What your employer isn't doing to plan for Your Retirement


Creating your own Personal Pension
can provide you dependable, growing income.



Are you as prepared as you think?
According to your parents and grandparents, things were always better “back in my day.” While this might not be the case in every scenario, if they're talking about retirement, chances are they're right.

There has been an undeniable shift in the way companies handle their contributions to employee retirement. It's not just the farewell dinner and the gold watch we don't get anymore, although that tradition has certainly fallen out of common practice. The differences between the retirements of yesteryear and those of today are more serious—and unfortunately, often detrimental to the retiree.

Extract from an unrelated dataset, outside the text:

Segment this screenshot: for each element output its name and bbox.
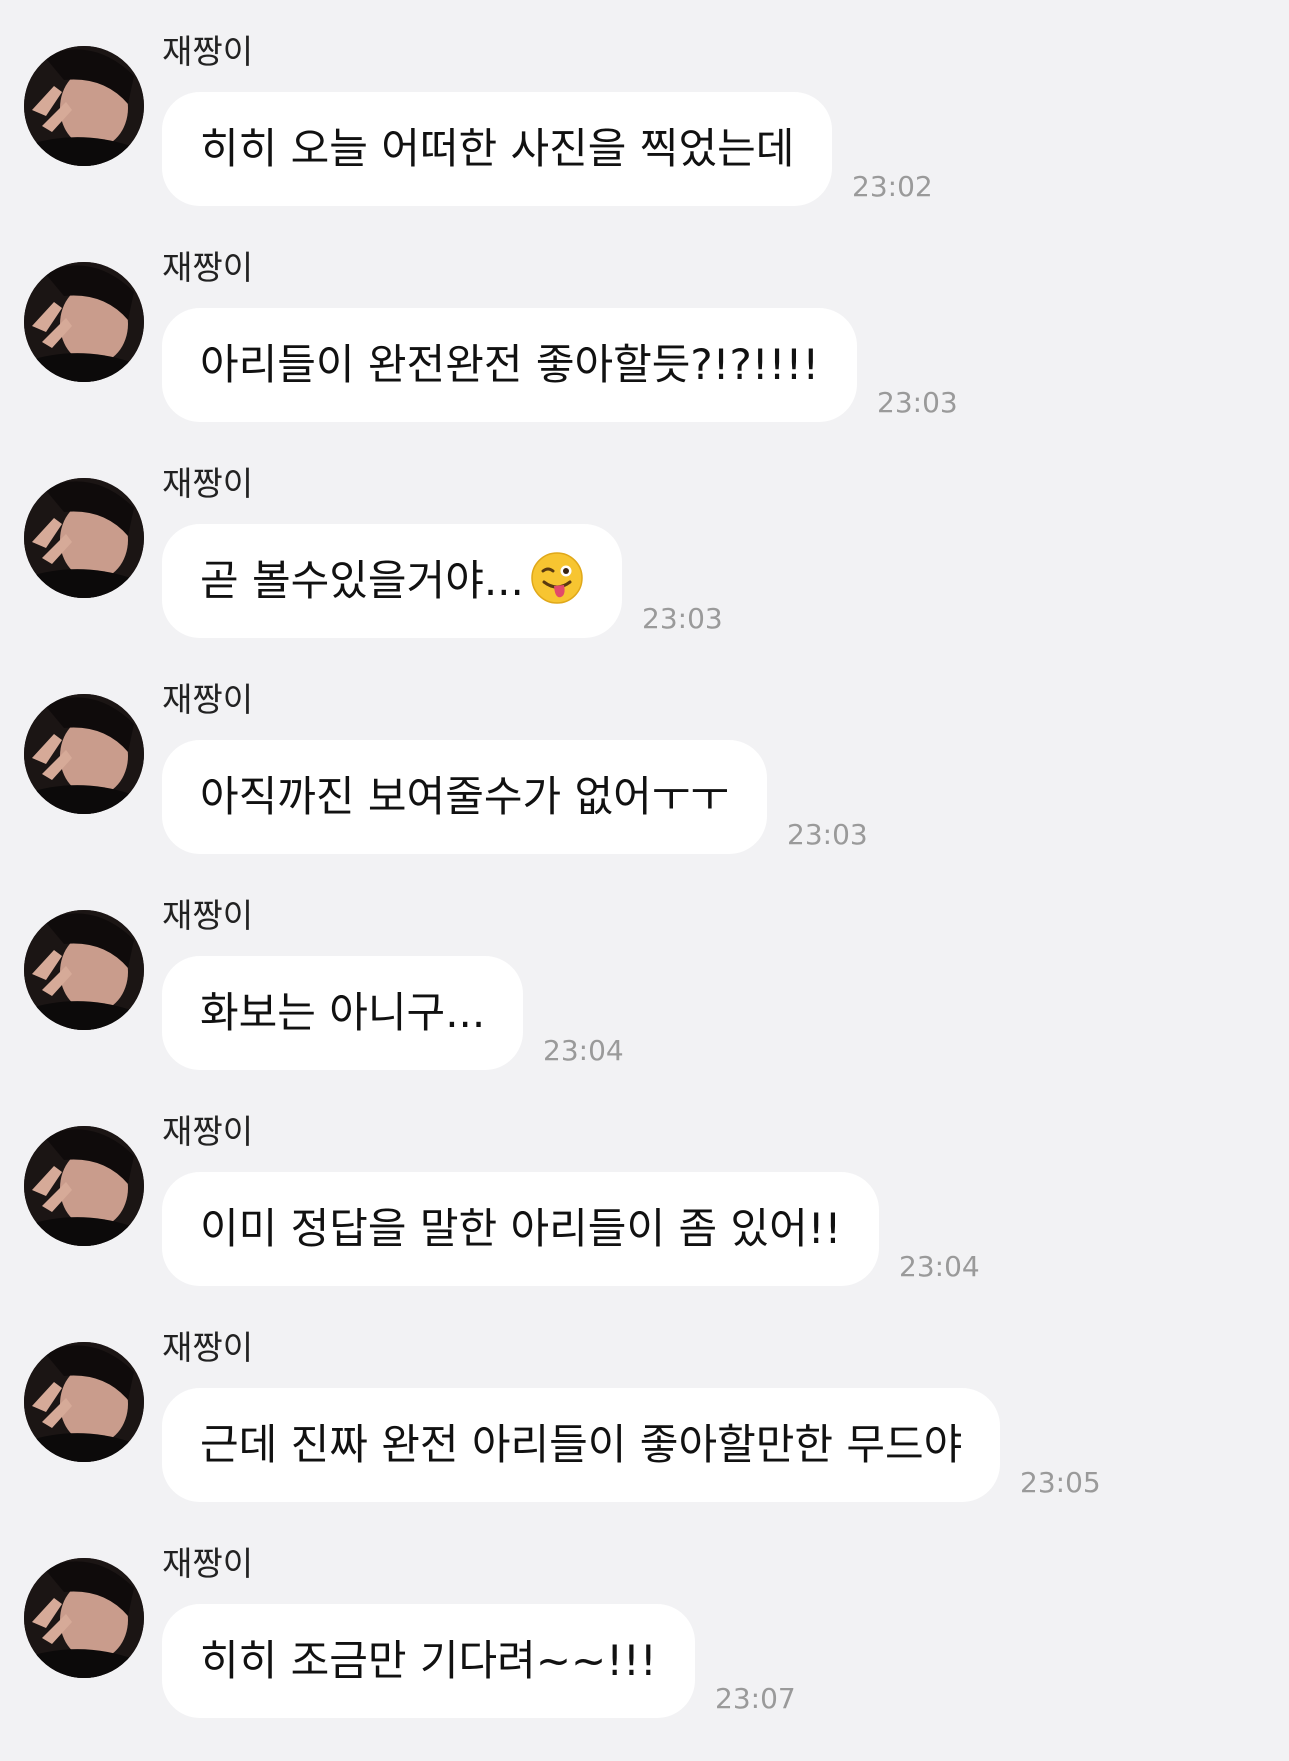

The cultural effects of career-hopping


For several generations, the status quo for the typical American career path remained unchanged. People, for the most part, got a job either in the family profession or upon graduating college (or high school, if they weren't able to attend or afford college). Once they had a good job, they’d stay until retirement—often putting in 30 years or more at the same company.

However, as businesses became more competitive, there were shifts on both the employer and employee sides. Employers began to focus more on recruiting top talent, while employees started valuing higher personal satisfaction over longevity. Switching jobs in search of greener pastures has become commonplace.

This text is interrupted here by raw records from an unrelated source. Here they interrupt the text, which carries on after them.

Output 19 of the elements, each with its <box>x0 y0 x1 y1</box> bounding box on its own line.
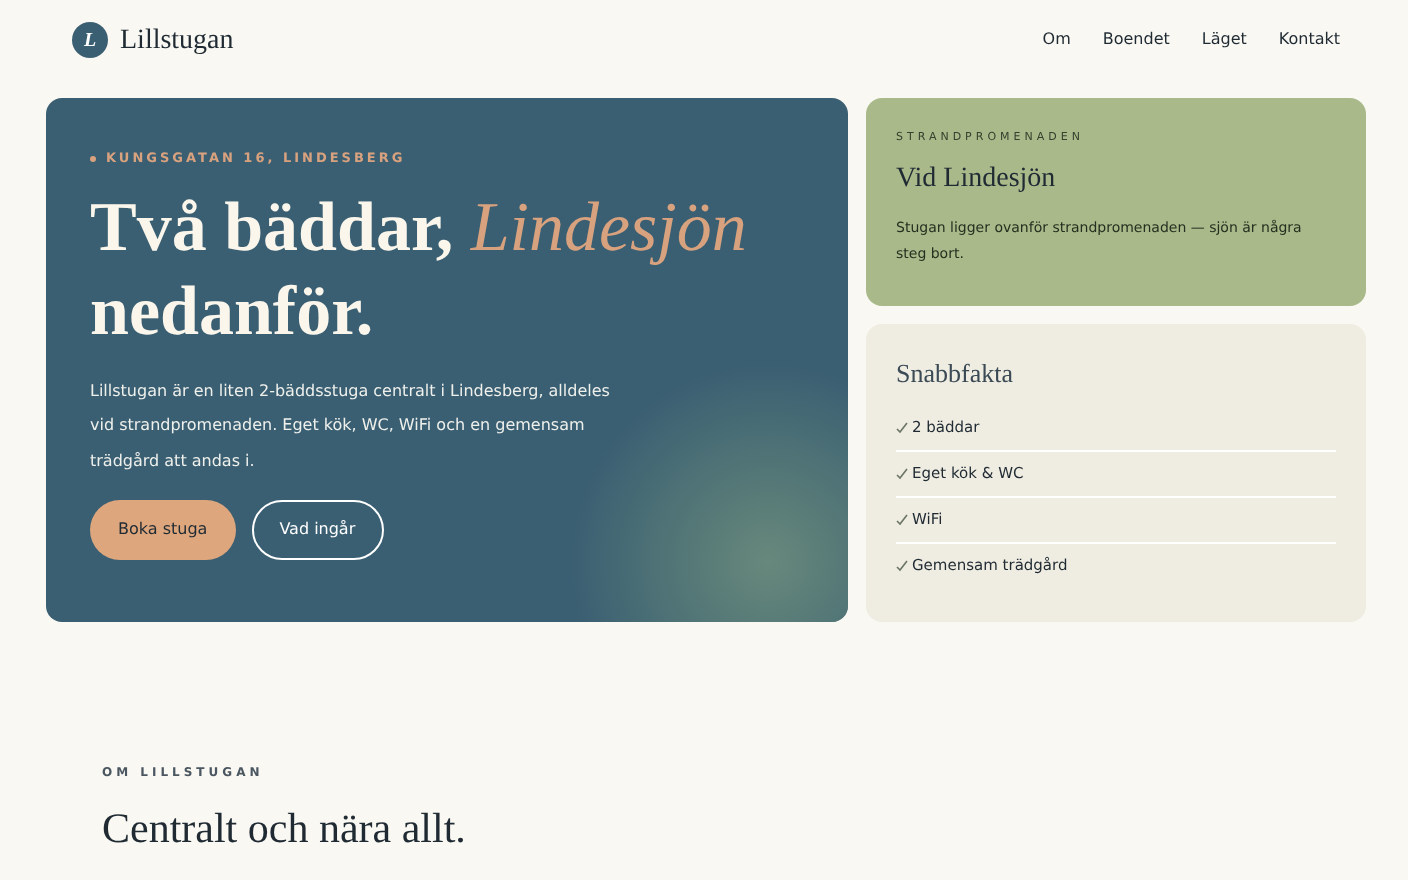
brand-name[interactable]: Lillstugan <box>120 19 234 61</box>
facts-title: Snabbfakta <box>896 356 1015 392</box>
check-icon <box>896 513 908 525</box>
nav-link[interactable]: Boendet <box>1102 28 1170 52</box>
check-icon <box>896 467 908 479</box>
check-icon <box>896 560 908 572</box>
nav-link[interactable]: Läget <box>1201 28 1247 52</box>
section-heading: Centralt och nära allt. <box>102 802 468 856</box>
bullet-icon <box>90 156 96 163</box>
hero-button[interactable]: Boka stuga <box>90 500 236 561</box>
card-title: Vid Lindesjön <box>896 162 1058 199</box>
hero-heading: nedanför. <box>90 269 376 354</box>
logo-badge[interactable]: L <box>72 22 108 58</box>
nav-link[interactable]: Om <box>1042 28 1071 52</box>
hero-heading: Två bäddar, Lindesjön <box>90 185 749 270</box>
nav-link[interactable]: Kontakt <box>1278 28 1340 52</box>
check-icon <box>896 421 908 433</box>
hero-button[interactable]: Vad ingår <box>251 500 384 561</box>
hero-text: Lillstugan är en liten 2-bäddsstuga centralt i Lindesberg, alldeles vid strandpromenaden. Eget kök, WC, WiFi och en gemensam trädgård att andas i. <box>90 379 612 474</box>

During this shift, the traditional pension plan has suffered and in some cases been completely abolished.


The new face of pension plans


When lifetime of loyalty was the standard, employers offered attractive pension plans as part of a benefit package to attract and retain strong employees. For the most part, these plans were simple: Once you'd worked for the company a certain number of years, you'd continue regularly receiving a percentage of your salary when you retired. The longer you worked for the company, the greater the percentage.

These plans required little or no investment on the part of the employee. Because the brunt of the financial responsibility for a traditional pension plan falls on the employer, this option was far less attractive for businesses when short-term employment became the norm. 

Enter the 401(k). 

Introduced in the early 1980s, this alternative to pension plans was billed as having the potential to yield greater returns than a set pension while affording the employee the benefit of taking their account with them when they found a better job. The 401(k) retirement plan allows employees to contribute as much or as little to their retirement fund as they desire, and the account earns interest over time through an investment of the employee's choosing.

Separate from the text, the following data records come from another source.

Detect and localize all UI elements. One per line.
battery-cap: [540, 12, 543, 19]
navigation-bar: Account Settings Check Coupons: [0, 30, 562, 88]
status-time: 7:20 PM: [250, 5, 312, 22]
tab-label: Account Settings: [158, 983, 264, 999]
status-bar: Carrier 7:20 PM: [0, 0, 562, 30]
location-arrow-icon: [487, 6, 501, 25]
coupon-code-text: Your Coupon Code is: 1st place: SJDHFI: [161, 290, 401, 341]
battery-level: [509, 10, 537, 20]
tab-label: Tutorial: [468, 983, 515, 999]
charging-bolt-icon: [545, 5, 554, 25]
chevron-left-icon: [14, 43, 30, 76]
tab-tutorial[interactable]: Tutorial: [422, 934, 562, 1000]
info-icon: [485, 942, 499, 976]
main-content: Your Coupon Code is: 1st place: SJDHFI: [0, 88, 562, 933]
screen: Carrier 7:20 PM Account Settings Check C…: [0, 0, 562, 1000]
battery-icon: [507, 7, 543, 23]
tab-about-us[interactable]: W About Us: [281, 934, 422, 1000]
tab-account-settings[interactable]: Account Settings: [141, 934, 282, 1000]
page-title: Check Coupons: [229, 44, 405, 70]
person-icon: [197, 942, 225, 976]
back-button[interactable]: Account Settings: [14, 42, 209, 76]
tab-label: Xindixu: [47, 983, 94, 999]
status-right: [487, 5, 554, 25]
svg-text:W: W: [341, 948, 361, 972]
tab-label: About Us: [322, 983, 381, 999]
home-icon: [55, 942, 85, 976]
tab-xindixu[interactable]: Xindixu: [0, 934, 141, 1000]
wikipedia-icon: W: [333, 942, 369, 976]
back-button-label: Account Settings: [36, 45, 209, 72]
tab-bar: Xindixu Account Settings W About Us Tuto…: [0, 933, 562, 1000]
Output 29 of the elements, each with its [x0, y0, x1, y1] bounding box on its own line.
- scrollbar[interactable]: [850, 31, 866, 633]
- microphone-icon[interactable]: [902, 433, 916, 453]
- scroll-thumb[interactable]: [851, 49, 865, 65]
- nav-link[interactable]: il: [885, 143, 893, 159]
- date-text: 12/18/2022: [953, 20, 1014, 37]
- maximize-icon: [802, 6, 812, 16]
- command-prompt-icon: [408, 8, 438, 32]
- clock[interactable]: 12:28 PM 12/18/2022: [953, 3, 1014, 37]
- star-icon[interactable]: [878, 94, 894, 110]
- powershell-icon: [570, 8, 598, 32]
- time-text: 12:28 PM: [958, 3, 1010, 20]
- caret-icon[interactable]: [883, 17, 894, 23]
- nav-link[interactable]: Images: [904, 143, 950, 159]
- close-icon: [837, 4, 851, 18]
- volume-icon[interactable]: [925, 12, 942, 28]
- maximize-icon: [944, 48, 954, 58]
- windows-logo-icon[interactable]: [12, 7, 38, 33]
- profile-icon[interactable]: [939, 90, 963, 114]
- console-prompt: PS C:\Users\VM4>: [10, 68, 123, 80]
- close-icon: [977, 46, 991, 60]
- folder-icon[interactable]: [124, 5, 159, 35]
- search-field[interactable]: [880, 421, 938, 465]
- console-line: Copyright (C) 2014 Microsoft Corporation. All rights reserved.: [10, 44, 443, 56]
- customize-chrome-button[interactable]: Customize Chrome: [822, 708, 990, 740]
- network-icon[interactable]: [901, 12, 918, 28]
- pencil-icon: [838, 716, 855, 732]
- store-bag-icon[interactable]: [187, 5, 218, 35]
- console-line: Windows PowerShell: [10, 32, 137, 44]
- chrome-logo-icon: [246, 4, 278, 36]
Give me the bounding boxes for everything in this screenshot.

The first and most obvious drawback to this is the part about employee contributions. While pension plans were actually invested and paid out by the employer, 401(k)s are simply money that you've already earned, which is set aside for retirement. These plans, known as Defined-Contribution or Defined-Comp, have put the burdon of investment choice not on a professional Advisor, but on the client. What used to be the job of a department of professionals becomes your responsibility, saving the company money all along the way. 


From the corporate family to every person for themselves


In today's job industry, traditional pension plans are virtually nonexistent and when they are found they are woefully underfunded. Companies offer 401(k)s, IRAs, TSAs, and other income-dependent, interest-bearing retirement savings plans to offset the higher turnover rate—and to increase overall business profits, since these types of retirement “plans” are now what employees expect.

In any case, once you've retired, you're no longer the company's concern—you'll have to sink or swim on your own. It's important to understand the retirement investment options that are available to you in this more independent model, and make sure you're prepared to handle the burden of retirement through a plan that guarantees income throughout your golden years.

You can probably plan on buying your own gold watch, too.